Already we have a problem. Private insurers have skimmed off the
healthiest sector of our society - healthy, gainfully employed
individuals and their young, healthy families - and they are
sticking us with the other four-fifths of our nation's health care
bill. The insurers have already defeated the insurance function of
transferring funds from the many who are healthy to the few who have
significant health care needs.

And how efficient are the insurers in performing this transfer
function for their cream-skimmed risk pools of healthy individuals?
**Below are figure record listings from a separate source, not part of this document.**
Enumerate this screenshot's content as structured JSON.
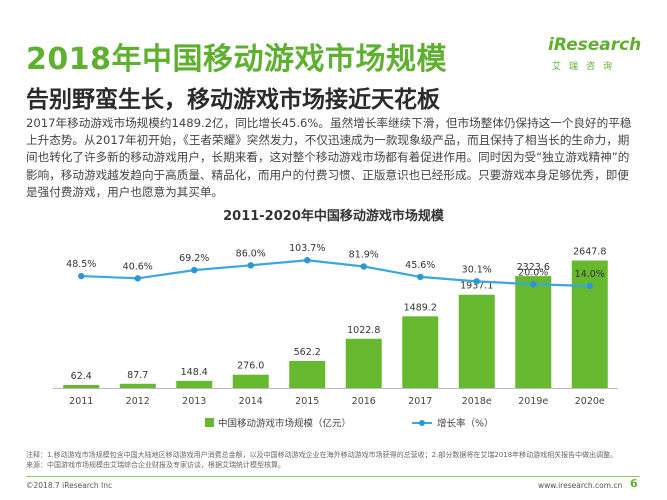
{
  "header": {
    "title": "2018年中国移动游戏市场规模",
    "subtitle": "告别野蛮生长，移动游戏市场接近天花板"
  },
  "logo": {
    "word": "iResearch",
    "cn": "艾瑞咨询"
  },
  "body_text": "2017年移动游戏市场规模约1489.2亿，同比增长45.6%。虽然增长率继续下滑，但市场整体仍保持这一个良好的平稳上升态势。从2017年初开始，《王者荣耀》突然发力，不仅迅速成为一款现象级产品，而且保持了相当长的生命力，期间也转化了许多新的移动游戏用户，长期来看，这对整个移动游戏市场都有着促进作用。同时因为受“独立游戏精神”的影响，移动游戏越发趋向于高质量、精品化，而用户的付费习惯、正版意识也已经形成。只要游戏本身足够优秀，即便是强付费游戏，用户也愿意为其买单。",
  "chart_data": {
    "type": "bar",
    "title": "2011-2020年中国移动游戏市场规模",
    "categories": [
      "2011",
      "2012",
      "2013",
      "2014",
      "2015",
      "2016",
      "2017",
      "2018e",
      "2019e",
      "2020e"
    ],
    "series": [
      {
        "name": "中国移动游戏市场规模（亿元）",
        "type": "bar",
        "values": [
          62.4,
          87.7,
          148.4,
          276.0,
          562.2,
          1022.8,
          1489.2,
          1937.1,
          2323.6,
          2647.8
        ],
        "labels": [
          "62.4",
          "87.7",
          "148.4",
          "276.0",
          "562.2",
          "1022.8",
          "1489.2",
          "1937.1",
          "2323.6",
          "2647.8"
        ]
      },
      {
        "name": "增长率（%）",
        "type": "line",
        "values": [
          48.5,
          40.6,
          69.2,
          86.0,
          103.7,
          81.9,
          45.6,
          30.1,
          20.0,
          14.0
        ],
        "labels": [
          "48.5%",
          "40.6%",
          "69.2%",
          "86.0%",
          "103.7%",
          "81.9%",
          "45.6%",
          "30.1%",
          "20.0%",
          "14.0%"
        ]
      }
    ],
    "bar_range": [
      0,
      2700
    ],
    "line_range": [
      0,
      110
    ],
    "legend_placement": "bottom",
    "grid": false,
    "colors": {
      "bar": "#66b82e",
      "line": "#3aa7df",
      "marker": "#2b96d6"
    }
  },
  "footnotes": [
    "注释：1.移动游戏市场规模包含中国大陆地区移动游戏用户消费总金额，以及中国移动游戏企业在海外移动游戏市场获得的总营收；2.部分数据将在艾瑞2018年移动游戏相关报告中做出调整。",
    "来源：中国游戏市场规模由艾瑞综合企业财报及专家访谈，根据艾瑞统计模型核算。"
  ],
  "footer": {
    "copyright": "©2018.7 iResearch Inc",
    "url": "www.iresearch.com.cn",
    "page": "6"
  }
}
In 2005, the six largest private insurers in the nation had an
average medical-loss ratio of about 80 percent. This means that they
used about 20 percent of health insurance premiums for their own
intrinsic purposes - administrative functions and profits. Further,
about 12 percent of premiums were used by physicians and hospitals to
pay for the administrative burden of billing and insurance functions
related to the private plans. So one-third of these private insurance
premiums were burned up in administrative costs. Who says that the
private market is always more efficient than the government?

This leads us to one of the most important questions facing those
concerned about the reform process. When private insurers have
abandoned their crucial function of transferring risk, and they have
demonstrated their profound administrative inefficiencies, why would
any policymaker insist that private insurers must be a part of any
model of reform? The resources we waste on them would be far better
spent on health care for the uninsured and underinsured.